Dina Mandi. Baik untuk upacara penyucian diri, memberikan petuah-petuah, membuat jimat.
Kala Bangkung, Kala Nanggung. Tidak baik untuk mulai memelihara ternak.
Kala Katemu. Baik untuk menangkap ikan, berburu, mapikat, memasang jerat, kungkungan, mangadakan pertemuan.
Salah Wadi. Tidak baik untuk melakukan Manusa Yadnya (wiwaha, mapendes, potong rambut dll.) Pitra Yadnya (Penguburan, atiwa-tiwa/ngaben, nyekah, ngasti dll.
Semut Sedulur. Baik untuk gotong royang, kerja bakti, memulai kampanye, membentuk perkumpulan. Tidak baik mengubur atau membakar mayat.
Dewanya Bhatara Siwa, pengawaknya Buta, burungnya Prenjak dan Bintit, pohonnya Upas dan Kawih, hewannya Banteng, lintangnya Lintang Goang, pasimpenannya Gedong tebuka lumbung berisi, prilakunya hemat dan agak kikir, angkuh, terkadang pedas ucapannya, memiliki kemauan yang kuat, keyakinannya tentang hal-hal gaib juga kuat, berpotensi jadi dukun atau paranormal, memiliki daya pertahanan diri yang kokoh, terkadang angkuh, senang berbicara sesuatu yang hebat-hebat terutama tentang hal yang menyangkut rahasia kegaiban sehingga mengherankan banyak orang, rezekinya tergolonng agak kuarang lancer, jarang didatangi orang susah.

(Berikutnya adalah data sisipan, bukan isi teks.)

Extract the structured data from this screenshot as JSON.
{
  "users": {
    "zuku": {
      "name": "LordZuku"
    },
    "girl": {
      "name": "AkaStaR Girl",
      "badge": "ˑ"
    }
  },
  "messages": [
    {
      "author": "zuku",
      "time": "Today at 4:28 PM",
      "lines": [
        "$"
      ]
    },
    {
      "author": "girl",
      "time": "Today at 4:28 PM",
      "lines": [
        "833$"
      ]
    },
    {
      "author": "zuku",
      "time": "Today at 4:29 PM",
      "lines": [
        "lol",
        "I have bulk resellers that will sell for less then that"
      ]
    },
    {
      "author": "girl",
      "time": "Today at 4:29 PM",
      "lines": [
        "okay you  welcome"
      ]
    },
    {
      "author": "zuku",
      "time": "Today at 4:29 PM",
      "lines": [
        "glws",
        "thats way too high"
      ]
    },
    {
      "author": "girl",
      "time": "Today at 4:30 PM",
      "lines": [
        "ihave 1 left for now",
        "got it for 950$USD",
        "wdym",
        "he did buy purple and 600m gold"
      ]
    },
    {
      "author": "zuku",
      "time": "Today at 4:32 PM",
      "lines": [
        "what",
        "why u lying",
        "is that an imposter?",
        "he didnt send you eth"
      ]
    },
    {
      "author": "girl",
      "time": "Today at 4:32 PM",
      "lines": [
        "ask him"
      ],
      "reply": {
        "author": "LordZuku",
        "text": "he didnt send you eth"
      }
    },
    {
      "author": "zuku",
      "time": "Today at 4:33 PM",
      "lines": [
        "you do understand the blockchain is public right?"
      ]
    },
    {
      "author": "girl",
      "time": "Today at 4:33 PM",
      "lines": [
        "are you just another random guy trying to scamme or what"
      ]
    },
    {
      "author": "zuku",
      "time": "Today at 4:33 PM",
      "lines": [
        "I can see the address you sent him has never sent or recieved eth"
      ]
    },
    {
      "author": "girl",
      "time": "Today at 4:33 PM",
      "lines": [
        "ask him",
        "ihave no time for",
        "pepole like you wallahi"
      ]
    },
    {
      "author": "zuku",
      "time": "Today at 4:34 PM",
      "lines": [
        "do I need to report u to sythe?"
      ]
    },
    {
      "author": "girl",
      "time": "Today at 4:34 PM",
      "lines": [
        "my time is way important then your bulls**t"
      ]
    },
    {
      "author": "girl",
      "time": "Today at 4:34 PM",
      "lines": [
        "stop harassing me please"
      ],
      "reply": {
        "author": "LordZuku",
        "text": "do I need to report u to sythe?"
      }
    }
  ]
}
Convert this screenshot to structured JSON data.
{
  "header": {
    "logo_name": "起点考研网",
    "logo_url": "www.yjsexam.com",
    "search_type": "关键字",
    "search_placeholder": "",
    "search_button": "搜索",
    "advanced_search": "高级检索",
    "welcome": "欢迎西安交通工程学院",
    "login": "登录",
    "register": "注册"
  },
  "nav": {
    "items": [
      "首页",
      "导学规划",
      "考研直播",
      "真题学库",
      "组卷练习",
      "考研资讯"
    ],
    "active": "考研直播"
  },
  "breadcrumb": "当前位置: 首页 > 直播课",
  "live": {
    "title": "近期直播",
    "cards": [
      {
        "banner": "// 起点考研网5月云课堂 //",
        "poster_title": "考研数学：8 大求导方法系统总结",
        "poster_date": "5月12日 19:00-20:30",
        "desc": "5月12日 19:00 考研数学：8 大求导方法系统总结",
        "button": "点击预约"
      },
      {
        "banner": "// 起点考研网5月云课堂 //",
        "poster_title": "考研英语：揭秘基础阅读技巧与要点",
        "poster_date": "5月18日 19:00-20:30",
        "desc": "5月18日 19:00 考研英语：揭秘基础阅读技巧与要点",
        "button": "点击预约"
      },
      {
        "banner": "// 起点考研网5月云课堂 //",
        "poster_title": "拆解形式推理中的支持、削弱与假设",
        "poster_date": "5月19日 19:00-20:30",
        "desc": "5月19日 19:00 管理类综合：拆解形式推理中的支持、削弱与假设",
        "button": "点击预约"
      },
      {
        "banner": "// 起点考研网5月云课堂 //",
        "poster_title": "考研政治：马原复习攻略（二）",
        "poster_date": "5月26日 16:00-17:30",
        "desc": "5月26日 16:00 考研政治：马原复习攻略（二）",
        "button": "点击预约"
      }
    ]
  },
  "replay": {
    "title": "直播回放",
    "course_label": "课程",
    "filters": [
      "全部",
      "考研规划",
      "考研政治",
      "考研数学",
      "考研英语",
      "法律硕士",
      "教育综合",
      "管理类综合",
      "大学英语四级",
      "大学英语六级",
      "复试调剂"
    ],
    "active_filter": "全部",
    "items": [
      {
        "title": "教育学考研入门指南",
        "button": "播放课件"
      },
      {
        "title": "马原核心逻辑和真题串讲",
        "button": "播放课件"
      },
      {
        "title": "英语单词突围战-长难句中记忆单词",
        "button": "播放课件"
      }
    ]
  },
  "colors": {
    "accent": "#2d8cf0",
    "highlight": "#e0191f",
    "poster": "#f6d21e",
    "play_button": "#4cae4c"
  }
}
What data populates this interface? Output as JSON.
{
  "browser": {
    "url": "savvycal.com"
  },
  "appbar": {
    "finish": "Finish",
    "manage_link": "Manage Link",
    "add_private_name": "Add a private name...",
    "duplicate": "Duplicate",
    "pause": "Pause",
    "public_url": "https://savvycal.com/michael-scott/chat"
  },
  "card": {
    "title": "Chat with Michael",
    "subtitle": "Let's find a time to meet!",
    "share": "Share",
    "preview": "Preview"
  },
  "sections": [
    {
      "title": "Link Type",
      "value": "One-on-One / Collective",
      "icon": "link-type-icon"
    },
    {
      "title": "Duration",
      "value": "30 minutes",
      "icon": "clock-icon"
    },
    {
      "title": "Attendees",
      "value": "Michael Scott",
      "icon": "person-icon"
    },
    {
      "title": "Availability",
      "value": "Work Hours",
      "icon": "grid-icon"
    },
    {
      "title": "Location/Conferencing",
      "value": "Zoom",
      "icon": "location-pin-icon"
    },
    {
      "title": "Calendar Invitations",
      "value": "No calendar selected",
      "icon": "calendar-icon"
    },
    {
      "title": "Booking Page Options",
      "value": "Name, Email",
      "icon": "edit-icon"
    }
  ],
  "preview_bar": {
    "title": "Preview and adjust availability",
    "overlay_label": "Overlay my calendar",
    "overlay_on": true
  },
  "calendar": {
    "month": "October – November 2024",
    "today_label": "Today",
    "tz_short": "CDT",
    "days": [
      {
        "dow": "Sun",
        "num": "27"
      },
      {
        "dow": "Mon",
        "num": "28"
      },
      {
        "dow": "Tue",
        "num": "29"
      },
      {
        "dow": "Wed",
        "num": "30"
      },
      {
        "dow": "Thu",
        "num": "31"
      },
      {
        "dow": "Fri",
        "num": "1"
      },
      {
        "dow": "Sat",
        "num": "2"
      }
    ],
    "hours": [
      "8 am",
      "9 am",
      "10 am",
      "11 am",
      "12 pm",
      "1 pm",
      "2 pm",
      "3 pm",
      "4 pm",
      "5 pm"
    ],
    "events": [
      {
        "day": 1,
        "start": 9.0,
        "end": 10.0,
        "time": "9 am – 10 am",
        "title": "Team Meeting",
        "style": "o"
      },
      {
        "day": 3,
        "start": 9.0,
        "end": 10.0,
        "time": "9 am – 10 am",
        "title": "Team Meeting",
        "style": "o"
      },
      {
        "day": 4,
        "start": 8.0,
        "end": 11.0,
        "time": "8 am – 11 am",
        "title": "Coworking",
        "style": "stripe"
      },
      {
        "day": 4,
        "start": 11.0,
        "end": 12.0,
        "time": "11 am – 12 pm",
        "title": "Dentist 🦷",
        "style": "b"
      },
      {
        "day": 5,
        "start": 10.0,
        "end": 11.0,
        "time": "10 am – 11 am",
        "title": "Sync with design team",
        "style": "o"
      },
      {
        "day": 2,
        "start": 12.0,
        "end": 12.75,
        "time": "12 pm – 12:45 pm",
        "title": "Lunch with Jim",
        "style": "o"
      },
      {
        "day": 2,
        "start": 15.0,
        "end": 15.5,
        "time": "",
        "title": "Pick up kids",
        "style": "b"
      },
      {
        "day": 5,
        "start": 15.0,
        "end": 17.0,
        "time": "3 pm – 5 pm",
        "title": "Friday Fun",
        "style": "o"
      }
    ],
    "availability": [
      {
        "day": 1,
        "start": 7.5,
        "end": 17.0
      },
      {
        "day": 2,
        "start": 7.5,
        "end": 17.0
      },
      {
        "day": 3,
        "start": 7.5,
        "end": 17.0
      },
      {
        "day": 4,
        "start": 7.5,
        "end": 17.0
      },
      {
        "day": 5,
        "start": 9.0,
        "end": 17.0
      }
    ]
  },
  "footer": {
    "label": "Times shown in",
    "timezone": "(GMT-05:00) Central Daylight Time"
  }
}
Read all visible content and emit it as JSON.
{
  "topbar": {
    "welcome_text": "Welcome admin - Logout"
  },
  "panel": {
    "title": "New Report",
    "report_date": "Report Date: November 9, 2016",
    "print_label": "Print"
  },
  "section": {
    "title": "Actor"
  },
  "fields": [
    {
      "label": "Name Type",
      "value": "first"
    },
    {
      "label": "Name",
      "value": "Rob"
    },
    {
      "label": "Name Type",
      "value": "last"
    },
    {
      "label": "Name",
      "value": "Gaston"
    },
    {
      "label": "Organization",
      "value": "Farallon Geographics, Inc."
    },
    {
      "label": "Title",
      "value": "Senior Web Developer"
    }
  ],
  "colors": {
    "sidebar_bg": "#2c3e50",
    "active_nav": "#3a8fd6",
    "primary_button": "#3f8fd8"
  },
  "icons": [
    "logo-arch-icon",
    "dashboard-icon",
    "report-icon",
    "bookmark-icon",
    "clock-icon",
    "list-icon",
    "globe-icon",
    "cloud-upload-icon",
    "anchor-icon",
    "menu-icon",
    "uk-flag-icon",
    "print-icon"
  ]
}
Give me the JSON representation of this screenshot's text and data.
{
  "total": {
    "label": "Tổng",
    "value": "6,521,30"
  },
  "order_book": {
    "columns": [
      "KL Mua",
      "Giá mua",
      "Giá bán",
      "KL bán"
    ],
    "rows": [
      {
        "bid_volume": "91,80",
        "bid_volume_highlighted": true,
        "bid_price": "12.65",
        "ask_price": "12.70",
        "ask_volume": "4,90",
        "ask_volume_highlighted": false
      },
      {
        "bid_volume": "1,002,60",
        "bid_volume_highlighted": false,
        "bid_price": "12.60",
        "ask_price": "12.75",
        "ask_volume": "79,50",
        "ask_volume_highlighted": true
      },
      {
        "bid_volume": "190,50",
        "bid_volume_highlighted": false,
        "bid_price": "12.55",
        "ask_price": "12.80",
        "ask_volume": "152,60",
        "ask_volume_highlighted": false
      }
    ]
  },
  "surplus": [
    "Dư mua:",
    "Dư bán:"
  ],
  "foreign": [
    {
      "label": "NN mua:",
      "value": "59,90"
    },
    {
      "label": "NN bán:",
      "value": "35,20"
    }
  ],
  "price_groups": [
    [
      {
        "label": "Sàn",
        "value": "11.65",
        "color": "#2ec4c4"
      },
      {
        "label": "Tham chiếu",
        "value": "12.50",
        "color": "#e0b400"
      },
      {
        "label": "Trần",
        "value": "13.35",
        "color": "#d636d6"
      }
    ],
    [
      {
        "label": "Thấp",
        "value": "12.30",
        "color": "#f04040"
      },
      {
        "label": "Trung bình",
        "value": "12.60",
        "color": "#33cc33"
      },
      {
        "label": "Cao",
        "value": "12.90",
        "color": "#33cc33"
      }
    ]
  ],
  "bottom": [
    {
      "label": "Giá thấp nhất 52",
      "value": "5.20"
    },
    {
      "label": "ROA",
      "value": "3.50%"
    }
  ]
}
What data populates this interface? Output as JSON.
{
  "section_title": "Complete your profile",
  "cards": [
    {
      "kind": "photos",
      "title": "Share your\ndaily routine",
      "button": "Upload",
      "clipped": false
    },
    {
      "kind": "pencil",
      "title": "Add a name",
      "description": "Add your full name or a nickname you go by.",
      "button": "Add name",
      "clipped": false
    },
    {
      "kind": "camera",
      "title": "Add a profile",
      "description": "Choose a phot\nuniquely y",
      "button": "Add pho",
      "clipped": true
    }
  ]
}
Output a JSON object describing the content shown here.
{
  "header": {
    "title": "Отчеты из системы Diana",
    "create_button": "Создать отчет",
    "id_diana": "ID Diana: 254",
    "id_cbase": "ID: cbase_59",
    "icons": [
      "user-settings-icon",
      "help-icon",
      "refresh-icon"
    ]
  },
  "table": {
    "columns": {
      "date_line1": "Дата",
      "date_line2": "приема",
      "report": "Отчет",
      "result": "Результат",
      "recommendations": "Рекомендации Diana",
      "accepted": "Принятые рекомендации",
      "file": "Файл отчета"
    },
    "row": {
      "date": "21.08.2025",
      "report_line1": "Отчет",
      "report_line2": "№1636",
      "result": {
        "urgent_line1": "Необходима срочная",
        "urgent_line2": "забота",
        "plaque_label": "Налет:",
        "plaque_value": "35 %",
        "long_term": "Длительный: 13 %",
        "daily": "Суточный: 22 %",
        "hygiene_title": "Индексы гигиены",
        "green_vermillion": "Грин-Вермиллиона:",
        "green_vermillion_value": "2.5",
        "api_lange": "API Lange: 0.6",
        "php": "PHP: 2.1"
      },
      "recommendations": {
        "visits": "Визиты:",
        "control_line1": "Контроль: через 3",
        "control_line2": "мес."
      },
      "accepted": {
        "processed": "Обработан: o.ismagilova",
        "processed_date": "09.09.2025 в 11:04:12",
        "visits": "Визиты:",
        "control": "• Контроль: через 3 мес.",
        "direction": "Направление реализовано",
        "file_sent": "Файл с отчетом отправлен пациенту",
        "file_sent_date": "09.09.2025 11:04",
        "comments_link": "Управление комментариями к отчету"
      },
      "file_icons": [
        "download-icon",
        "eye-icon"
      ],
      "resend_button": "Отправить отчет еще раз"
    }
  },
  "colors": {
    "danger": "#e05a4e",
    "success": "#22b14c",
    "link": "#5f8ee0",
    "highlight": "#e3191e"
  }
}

Dipengaruhi Lintang Puwuh Atarung, lakunya Satria Wibawa, Wataknya murah hati terhadap orang yang cocok dengan dirinya, tampilan dalam urusan rumah tangga, terkadang ia begitu kukuh dengan pendapatnya, suka cemburu, apabila tidak kuasa mengatasi rasa marah akan bisa sakit hati, cocok berjodoh dengan kelahiran Rabu Keliwon, Kamis Paing dan Sabtu Paing.